Tim Wagner, Nebraska Insurance Department Director
Tim Wagner is the director of the Nebraska Department of Insurance. He also co-chairs the National Association of Insurance Commissioners' Task Force on Climate Change. He says he discovered global warming after four back-to-back hurricanes riped across Florida in 2004, leaving $27 billion in insured damage.

Global Warming Creating ‘Ticking Time Bomb’ for Insurance Industry

Summary of Mr. Wagner’s presentation at the first Re-Energize America town hall meeting in Omaha, Nebraska May 25, 2006.

By EV World

Imagine the strange synchronicity when Tim Wagner, who co-chairs the National Association of Insurance Commissioners' Task Force on Climate Change, suggested that New Orleans be the site of the association's Fall conference, originally scheduled to take place in September 2005. Wagner says he selected the location because it, of all American cities, was most likely to suffer the earliest effects of global climate change. He even had booked former Vice President Al Gore to speak on global warming.

How could he have known that just a few weeks before the event, Hurricane Katrina would bring the nightmare he had feared?

Wagner recounts during his 10-plus minute presentation, which EV World recorded during the Re-Energize America town hall meeting in Omaha on May 25, 2006, how the four catastrophic hurricanes that hit Florida in 2004 compelled the NAIC to assign him the task of studying global warming.

"I set about doing so with the expectation of holding a symposium in September in New Orleans, during our fall meeting , on climate change. I thought that was an appropriate place and said so, because the maps show [that with] the melting of the polar ice caps, New Orleans would be under water in a matter of time.

"Little did I know there would be a hurricane on August 29th and New Orleans was virtually uninhabitable."

He told the audience of some 150-200 people gathered on the campus of the University of Nebraska at Omaha that he'd done his homework, he'd attended forums and knew the background of the scientists who were raising the alarm on global climate change.

"And it seems [their] voice wasn't heard," he commented.

The destructive 2005 hurricane season was a wake-up call to the American insurance industry, he explained. "This is no longer simply a property and casualty insurance issue. This is an issue of greater import. It's an issue that will ultimately effect the economic, political and social framework of our society; and it is very difficult for the public to grasp the implications associated with global warming. It's like a ticking time bomb."

Wagner said that the combined catastrophic loses in the United States in 2005 was $57 billion, $30 billion more than in 2004, the year of the four Florida hurricanes.

"Historically, catastrophes only comprise only two percent of the premium associated with your homeowner's policies. Today, catastrophes are running at six percent of that premium, and we're talking about weather-related catastrophes now. So, we're seeing a change in the weather.

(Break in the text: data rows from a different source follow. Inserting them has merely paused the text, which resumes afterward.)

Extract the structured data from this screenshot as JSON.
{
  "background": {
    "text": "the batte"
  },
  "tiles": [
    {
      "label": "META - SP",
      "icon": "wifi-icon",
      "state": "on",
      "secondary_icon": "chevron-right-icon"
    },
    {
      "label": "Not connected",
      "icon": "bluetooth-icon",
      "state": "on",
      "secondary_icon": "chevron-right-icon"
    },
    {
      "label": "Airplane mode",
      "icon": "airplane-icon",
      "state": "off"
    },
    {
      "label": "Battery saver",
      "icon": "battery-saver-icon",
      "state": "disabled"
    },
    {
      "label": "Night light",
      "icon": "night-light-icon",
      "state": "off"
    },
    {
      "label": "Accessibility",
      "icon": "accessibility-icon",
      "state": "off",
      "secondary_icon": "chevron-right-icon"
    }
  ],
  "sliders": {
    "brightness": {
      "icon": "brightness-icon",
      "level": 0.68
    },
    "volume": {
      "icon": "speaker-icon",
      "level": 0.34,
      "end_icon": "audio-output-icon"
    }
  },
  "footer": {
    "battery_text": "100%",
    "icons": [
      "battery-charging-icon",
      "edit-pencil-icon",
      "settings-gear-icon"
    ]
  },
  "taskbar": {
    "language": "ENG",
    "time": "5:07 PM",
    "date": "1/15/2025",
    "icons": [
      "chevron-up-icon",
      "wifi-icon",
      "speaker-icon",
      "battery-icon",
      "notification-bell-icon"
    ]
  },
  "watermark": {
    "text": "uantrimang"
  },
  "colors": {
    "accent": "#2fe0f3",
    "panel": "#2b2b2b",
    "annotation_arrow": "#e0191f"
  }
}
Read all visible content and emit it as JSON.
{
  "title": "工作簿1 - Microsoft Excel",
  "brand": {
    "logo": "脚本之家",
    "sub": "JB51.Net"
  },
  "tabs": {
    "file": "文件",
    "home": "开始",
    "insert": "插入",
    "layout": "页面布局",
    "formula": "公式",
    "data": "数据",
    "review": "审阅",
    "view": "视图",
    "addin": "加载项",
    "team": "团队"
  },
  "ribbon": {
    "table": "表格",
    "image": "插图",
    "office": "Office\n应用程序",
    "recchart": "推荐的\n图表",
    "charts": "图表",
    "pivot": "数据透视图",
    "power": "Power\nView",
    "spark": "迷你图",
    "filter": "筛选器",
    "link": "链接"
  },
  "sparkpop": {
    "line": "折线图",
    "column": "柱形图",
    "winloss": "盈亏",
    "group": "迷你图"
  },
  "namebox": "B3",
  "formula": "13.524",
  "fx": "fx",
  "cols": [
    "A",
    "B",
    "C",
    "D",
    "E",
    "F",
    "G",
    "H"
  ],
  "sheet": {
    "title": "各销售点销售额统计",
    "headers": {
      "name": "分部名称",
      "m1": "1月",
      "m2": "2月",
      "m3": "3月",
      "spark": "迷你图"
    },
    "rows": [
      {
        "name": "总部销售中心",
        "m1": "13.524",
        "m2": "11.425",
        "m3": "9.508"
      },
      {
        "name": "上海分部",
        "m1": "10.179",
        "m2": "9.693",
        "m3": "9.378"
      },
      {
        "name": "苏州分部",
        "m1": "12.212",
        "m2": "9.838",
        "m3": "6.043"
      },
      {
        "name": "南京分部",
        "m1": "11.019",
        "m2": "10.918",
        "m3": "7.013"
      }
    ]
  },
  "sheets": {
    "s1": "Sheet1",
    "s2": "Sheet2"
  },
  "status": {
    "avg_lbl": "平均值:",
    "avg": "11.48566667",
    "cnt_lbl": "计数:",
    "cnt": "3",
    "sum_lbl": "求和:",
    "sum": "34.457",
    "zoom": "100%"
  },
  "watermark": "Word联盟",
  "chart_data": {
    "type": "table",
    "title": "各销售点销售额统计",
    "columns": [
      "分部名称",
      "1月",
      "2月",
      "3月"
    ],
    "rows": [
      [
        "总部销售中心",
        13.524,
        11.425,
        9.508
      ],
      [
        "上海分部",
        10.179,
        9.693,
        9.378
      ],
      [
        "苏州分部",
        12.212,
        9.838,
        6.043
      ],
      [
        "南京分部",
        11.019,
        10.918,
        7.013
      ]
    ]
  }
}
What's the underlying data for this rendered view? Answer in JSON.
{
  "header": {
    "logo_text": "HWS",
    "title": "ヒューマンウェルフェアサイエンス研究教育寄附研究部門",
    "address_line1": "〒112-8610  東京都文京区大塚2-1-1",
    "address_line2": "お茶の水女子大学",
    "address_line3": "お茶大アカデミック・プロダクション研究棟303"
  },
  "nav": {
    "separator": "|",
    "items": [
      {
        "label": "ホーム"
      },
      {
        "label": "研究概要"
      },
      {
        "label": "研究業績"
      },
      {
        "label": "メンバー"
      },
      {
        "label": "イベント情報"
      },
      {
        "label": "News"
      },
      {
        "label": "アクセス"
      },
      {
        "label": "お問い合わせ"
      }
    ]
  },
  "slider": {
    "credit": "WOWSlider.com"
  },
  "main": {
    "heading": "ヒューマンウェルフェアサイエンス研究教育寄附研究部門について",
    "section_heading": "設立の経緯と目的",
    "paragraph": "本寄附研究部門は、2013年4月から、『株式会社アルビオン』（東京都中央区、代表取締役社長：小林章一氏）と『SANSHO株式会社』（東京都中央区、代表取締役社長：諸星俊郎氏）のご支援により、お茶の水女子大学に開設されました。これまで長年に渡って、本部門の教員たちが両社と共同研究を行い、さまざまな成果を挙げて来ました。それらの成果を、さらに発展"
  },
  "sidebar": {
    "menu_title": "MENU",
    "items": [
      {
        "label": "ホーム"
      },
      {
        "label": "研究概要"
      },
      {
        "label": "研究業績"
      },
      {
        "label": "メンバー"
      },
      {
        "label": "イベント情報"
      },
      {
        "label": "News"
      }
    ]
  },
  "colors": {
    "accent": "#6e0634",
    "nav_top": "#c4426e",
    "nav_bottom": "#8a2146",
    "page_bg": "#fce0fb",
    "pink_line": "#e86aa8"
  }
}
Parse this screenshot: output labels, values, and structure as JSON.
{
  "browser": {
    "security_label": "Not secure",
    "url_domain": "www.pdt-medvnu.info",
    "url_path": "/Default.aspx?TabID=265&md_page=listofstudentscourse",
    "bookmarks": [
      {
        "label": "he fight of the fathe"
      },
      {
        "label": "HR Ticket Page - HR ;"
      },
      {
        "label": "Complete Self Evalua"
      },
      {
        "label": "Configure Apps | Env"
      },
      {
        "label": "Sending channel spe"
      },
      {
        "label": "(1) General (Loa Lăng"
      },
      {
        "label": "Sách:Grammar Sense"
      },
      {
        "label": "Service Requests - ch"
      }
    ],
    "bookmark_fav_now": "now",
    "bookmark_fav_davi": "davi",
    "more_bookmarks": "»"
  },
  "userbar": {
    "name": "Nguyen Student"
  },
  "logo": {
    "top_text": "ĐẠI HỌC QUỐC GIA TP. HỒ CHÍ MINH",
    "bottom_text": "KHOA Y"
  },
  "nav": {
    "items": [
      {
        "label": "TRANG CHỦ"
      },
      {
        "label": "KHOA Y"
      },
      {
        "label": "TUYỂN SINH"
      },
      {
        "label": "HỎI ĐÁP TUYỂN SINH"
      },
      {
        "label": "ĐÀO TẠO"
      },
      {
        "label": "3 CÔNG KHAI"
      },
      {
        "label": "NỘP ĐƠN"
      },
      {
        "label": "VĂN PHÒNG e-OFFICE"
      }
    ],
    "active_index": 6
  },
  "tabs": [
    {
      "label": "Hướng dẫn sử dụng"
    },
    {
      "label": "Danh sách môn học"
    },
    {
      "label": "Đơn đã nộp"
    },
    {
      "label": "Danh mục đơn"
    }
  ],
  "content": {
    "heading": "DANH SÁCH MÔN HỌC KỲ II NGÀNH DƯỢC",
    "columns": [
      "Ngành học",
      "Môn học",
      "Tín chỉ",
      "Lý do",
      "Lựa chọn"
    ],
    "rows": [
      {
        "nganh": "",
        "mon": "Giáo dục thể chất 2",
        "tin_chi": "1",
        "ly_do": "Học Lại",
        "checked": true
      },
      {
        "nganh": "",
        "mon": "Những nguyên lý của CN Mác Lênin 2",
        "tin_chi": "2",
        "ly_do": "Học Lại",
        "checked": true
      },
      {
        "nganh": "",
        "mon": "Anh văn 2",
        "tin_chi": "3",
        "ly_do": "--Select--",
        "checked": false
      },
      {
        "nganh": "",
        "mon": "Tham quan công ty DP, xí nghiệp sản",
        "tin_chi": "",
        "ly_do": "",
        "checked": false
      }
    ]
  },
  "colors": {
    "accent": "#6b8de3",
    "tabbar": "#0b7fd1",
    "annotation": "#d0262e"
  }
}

"Why are we getting more severe hurricanes in the coastal areas? It's clear the ocean temperature is rising, that heat creates energy and that energy is translated into intensity when it comes to violent storms. Now we're saying that we can expect a $100 billion event. It is... a certainty."

He observed that not only have storms intensified, but that America has changed demographically in the last 30 years.

"The coasts have become more populated. Roughly 70 percent of our population lives within 50 miles of the coastline."

Wagner said that as an insurance commissioner, it's his responsibility to make sure the companies he regulates remain solvent. He also needs to make sure that there are markets where people can buy affordable insurance. The unpredictability of global warming, he said, is going tax the insurance industry to its "very resources", and is likely to have profound economic consequences on future growth.

"If there isn't insurance, you don't have new construction. You will have loans that will be foreclosed because there isn't insurance on the property," adding that not only do insurance companies underwrite risk, they also are major investors.

He stressed that we haven't time to waste arguing over the issue. "Scientists tell us that it takes a hundred years to take carbon out of the atmosphere. This is a long-term issue with long-term implications... I think we are going to have to spend the money and the resources to work toward energy alternatives; and I think we're starting to do that. But we're going to have to do more and more of it in the future..."

Wagner had a number of suggestions for mitigating the economic impact on consumers who live along the nation's coastline. These include strengthen building codes and enforcement, which may have to be applied retroactively to old construction, he noted.

"We need coherent land use policies. We can't continue to build in properties that are unbuildable; where the risk is so great that we simply can't afford to continue to finance the risk associated with that kind of loan."

The NAIC is also urging the establishment of a national catastrophe fund, in large measure because the risk is so unquantifiable.

"It's like roulette," he said. "In climate change, the dynamics of weather events, the paradigm is changing and there's a certain amount of ambiguity; and when that happens, it's very difficult to price."

He last remark stressed the importance to reducing carbon emissions, "and we have to address them now."